Pelanggan mulai berdatangan semakin banyak, antrean terbentuk di depan kasir.
Areum kini bekerja lebih cepat. Meski sesekali salah tekan tombol dan minta pelanggan mengulang pesanan, senyumannya tetap konsisten. San-Ha mulai bantu ambilkan minuman dari bar dan kadang membantu jelaskan menu saat pelanggan bingung.
Irene dan Lisa sibuk tapi tetap tenang, mengambil pesanan, mengantar kopi, dan sesekali membantu Areum di kasir saat antrean makin panjang.
Sementara itu, di ruangan pribadi Ji-Sung dan Taeyeon, suasana tampak tenang. Aroma kopi panggang samar-samar memenuhi udara, bercampur dengan suara lembut mesin espresso dari luar. Keduanya duduk santai di depan meja kerja modern, memantau aktivitas karyawan melalui layar laptop besar yang menampilkan beberapa sudut kafe.
Sesekali tawa kecil terdengar dari keduanya, melihat para pegawai baru yang masih kikuk namun berusaha bekerja sama.
“Jika hari pertama saja sudah bisa diatur seperti ini,” ujar Taeyeon sambil menyesap kopi panasnya, “mungkin hanya butuh beberapa minggu lagi. Setelah itu, kafe ini bisa berjalan sendiri. Kita tinggal memantau saja, seperti cabang lainnya.” lanjut nya yang membuat Ji-Sung mengangguk pelan.
“Hyung benar. Dan mungkin suatu hari nanti, kita bisa ajarkan Jungwoo untuk merawat cabang ini juga.” ujar nya yang membuat Taeyeon menoleh, tersenyum tipis.
“Tapi bukankah Hoseon Hyung selalu memanjakan Jungwoo?” ledek nya dan Ji-Sung terkekeh pendek.
“Aku rasa kamu juga sama saja.” balas nya.
Keduanya tertawa kecil sebelum kembali menatap layar. Tampak di sana para pegawai yang sibuk menyajikan minuman, menyapa pelanggan dengan senyum ramah.
“Tapi benar katamu, kerja mereka bagus.” ujar Ji-Sung, nada suaranya lebih lembut kini. Taeyeon bersandar ke kursi, menyilangkan kaki.
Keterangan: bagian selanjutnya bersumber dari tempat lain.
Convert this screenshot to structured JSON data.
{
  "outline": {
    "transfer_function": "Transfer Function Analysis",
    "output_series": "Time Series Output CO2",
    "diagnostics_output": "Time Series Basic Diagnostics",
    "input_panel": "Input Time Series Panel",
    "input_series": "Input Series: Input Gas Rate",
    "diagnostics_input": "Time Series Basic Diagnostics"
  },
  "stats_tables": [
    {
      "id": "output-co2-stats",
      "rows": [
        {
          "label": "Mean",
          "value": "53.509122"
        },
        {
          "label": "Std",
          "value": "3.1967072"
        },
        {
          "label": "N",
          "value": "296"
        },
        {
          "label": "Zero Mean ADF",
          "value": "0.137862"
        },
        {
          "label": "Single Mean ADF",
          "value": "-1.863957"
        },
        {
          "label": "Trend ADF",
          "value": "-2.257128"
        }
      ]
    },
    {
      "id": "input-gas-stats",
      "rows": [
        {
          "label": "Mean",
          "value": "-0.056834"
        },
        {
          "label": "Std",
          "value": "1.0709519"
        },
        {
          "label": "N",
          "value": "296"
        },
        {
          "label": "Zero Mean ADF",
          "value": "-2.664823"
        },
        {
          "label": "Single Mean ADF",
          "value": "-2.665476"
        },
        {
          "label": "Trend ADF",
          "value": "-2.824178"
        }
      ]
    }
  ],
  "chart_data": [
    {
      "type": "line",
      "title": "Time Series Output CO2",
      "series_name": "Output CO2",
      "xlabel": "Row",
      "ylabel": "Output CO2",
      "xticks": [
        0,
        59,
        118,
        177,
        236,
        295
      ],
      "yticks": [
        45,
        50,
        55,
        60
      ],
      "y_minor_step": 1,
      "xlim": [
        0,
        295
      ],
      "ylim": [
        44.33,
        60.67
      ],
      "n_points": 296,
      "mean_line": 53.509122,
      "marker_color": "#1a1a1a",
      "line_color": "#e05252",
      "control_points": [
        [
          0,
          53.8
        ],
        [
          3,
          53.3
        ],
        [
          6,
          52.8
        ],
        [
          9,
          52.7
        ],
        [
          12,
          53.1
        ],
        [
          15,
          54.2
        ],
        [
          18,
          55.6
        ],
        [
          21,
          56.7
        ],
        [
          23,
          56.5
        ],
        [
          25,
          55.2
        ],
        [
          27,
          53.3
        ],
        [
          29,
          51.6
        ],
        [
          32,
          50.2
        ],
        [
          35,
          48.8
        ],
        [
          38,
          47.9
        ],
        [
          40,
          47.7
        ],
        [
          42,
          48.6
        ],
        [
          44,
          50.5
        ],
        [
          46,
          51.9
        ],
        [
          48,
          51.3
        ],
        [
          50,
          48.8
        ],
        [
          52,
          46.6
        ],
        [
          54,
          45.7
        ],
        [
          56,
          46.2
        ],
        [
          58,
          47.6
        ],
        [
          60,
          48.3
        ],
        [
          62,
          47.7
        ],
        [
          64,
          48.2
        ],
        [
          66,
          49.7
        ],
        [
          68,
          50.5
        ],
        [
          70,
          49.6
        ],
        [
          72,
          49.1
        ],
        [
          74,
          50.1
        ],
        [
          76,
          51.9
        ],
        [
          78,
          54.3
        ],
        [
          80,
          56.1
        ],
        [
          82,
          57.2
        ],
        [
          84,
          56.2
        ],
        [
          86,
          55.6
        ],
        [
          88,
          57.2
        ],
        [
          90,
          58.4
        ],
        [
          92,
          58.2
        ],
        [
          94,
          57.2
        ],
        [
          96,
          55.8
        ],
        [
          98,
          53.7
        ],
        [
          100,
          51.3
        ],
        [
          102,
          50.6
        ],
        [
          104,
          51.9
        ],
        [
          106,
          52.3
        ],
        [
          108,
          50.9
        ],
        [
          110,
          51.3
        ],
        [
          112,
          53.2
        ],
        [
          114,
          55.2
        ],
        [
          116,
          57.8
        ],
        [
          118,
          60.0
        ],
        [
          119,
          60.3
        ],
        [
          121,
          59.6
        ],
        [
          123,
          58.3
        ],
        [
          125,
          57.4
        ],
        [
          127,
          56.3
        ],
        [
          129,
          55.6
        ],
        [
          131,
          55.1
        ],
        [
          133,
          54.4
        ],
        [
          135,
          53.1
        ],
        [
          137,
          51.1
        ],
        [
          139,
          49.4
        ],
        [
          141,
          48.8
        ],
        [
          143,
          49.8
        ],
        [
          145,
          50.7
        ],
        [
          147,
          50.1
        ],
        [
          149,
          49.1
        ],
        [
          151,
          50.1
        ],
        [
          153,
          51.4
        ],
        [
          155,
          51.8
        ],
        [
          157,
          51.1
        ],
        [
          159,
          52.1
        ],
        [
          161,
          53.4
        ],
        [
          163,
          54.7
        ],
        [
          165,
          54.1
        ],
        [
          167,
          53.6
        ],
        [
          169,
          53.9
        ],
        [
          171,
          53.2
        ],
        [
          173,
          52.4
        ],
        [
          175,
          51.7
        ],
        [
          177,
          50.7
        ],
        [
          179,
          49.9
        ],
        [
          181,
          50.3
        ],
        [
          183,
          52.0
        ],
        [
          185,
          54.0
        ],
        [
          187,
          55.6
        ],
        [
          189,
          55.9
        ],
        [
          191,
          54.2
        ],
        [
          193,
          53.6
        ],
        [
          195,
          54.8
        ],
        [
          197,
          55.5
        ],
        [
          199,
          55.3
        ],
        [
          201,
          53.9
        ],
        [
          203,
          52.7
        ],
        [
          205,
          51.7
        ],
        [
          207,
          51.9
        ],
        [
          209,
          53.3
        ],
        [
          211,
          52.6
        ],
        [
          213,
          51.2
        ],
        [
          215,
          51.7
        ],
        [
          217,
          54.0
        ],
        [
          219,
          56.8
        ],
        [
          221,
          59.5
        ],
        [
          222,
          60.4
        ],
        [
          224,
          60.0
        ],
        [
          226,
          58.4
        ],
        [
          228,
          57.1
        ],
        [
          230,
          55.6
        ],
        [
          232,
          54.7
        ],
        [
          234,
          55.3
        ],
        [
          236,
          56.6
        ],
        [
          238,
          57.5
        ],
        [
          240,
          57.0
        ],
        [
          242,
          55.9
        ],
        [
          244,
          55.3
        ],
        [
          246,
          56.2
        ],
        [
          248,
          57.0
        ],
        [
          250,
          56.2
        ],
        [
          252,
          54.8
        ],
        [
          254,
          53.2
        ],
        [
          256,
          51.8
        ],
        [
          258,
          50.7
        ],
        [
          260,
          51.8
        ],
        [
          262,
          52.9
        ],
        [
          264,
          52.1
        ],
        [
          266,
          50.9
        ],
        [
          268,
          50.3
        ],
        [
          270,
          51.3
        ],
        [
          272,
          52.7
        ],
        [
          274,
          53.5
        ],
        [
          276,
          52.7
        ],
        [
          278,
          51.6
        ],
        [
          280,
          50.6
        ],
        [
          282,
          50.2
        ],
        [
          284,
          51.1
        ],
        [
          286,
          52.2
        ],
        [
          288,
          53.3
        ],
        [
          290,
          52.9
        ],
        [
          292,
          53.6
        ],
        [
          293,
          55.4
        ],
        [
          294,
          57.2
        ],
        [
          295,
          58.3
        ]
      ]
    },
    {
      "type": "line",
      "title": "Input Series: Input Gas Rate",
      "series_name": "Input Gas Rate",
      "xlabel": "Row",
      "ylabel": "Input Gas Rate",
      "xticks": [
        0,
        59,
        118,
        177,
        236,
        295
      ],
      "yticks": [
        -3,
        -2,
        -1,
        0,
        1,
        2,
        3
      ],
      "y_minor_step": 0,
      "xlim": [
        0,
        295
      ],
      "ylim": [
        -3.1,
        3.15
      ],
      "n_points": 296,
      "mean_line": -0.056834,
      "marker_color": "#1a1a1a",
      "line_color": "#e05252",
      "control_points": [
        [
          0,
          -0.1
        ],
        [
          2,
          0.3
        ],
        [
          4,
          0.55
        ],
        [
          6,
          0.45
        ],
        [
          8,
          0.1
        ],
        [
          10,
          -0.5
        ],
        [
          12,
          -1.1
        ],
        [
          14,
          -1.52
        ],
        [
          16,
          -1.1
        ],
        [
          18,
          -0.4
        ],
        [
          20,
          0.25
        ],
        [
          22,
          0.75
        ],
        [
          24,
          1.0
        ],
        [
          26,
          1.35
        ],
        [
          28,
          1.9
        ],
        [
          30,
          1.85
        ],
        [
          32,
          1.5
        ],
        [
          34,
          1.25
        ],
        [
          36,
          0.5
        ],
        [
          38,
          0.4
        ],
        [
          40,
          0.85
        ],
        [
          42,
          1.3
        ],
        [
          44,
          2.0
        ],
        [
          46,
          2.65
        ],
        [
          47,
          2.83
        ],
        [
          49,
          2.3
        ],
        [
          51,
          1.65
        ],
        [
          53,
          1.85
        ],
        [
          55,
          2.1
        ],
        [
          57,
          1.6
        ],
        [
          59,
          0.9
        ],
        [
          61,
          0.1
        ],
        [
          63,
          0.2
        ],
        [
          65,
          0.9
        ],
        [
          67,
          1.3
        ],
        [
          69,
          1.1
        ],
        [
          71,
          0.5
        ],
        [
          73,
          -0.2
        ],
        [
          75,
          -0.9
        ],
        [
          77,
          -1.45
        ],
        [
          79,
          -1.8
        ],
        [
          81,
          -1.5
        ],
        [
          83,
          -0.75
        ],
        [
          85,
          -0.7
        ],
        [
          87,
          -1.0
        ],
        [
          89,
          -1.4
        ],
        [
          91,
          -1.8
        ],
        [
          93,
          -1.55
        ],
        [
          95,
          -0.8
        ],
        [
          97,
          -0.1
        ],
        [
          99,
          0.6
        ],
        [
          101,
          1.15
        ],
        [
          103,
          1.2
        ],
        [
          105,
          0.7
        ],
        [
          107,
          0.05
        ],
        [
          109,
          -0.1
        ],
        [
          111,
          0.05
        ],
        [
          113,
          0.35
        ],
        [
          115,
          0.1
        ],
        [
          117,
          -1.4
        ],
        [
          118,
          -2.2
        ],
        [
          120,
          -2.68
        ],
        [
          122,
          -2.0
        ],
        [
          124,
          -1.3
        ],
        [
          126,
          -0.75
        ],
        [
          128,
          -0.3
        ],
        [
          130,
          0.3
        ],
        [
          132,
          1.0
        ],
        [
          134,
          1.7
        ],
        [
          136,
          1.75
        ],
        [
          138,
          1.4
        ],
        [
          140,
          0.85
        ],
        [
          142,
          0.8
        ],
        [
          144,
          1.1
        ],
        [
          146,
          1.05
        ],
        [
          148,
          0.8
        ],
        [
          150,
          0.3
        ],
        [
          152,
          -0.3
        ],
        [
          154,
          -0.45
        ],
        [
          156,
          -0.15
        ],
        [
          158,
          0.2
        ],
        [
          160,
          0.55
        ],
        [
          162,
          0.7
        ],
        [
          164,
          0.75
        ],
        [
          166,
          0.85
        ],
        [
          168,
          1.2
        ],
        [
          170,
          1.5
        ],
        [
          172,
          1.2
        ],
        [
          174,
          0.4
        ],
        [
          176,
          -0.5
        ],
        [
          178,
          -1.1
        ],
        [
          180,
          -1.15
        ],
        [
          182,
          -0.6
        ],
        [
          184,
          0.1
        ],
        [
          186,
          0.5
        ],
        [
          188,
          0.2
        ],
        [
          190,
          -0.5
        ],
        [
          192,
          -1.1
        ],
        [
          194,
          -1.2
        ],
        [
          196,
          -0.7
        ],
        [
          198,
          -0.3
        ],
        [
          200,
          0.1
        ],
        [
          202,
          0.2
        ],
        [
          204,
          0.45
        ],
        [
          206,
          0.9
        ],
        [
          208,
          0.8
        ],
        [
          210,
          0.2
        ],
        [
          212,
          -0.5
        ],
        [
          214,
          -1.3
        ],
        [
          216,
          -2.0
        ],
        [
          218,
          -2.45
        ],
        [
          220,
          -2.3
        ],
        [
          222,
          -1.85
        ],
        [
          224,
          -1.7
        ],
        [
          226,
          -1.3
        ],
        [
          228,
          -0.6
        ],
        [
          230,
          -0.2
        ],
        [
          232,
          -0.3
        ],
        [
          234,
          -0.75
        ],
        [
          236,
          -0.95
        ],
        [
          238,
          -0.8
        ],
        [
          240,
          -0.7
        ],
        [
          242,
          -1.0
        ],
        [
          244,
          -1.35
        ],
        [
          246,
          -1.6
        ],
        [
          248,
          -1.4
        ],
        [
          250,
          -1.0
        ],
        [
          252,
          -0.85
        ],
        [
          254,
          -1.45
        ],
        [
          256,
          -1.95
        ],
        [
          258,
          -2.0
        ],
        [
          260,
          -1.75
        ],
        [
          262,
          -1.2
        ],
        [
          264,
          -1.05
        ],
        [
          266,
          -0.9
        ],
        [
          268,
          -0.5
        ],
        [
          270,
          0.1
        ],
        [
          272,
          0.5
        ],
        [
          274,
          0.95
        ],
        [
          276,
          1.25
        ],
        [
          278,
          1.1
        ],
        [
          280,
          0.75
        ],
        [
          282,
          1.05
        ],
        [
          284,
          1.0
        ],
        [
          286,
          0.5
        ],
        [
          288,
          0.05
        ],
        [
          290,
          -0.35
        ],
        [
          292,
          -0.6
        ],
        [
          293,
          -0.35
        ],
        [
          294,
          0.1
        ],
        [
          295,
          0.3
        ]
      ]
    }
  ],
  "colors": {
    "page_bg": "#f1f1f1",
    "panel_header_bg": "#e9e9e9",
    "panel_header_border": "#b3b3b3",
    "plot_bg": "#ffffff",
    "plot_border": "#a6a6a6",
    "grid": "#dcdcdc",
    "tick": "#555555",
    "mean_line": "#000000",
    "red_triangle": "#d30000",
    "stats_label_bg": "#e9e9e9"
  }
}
“Dan yang paling penting…” ucapnya pelan, menatap layar dengan ekspresi puas, “…mereka tersenyum tulus, bukan senyum karena terpaksa bekerja.” lanjut nya.
“That’s rare,” jawab Ji-Sung sambil tersenyum, pandangannya tak lepas dari satu sosok wanita di layar—Areum, yang tengah melayani pelanggan dengan sikap sopan dan senyum lembut yang alami.
Senyum di bibirnya perlahan menghilang, berganti dengan ekspresi bingung.
Kenapa terasa tidak asing… tapi di mana aku pernah melihatnya? batin Ji-Sung, matanya menatap dalam pada wajah Areum di layar laptop itu.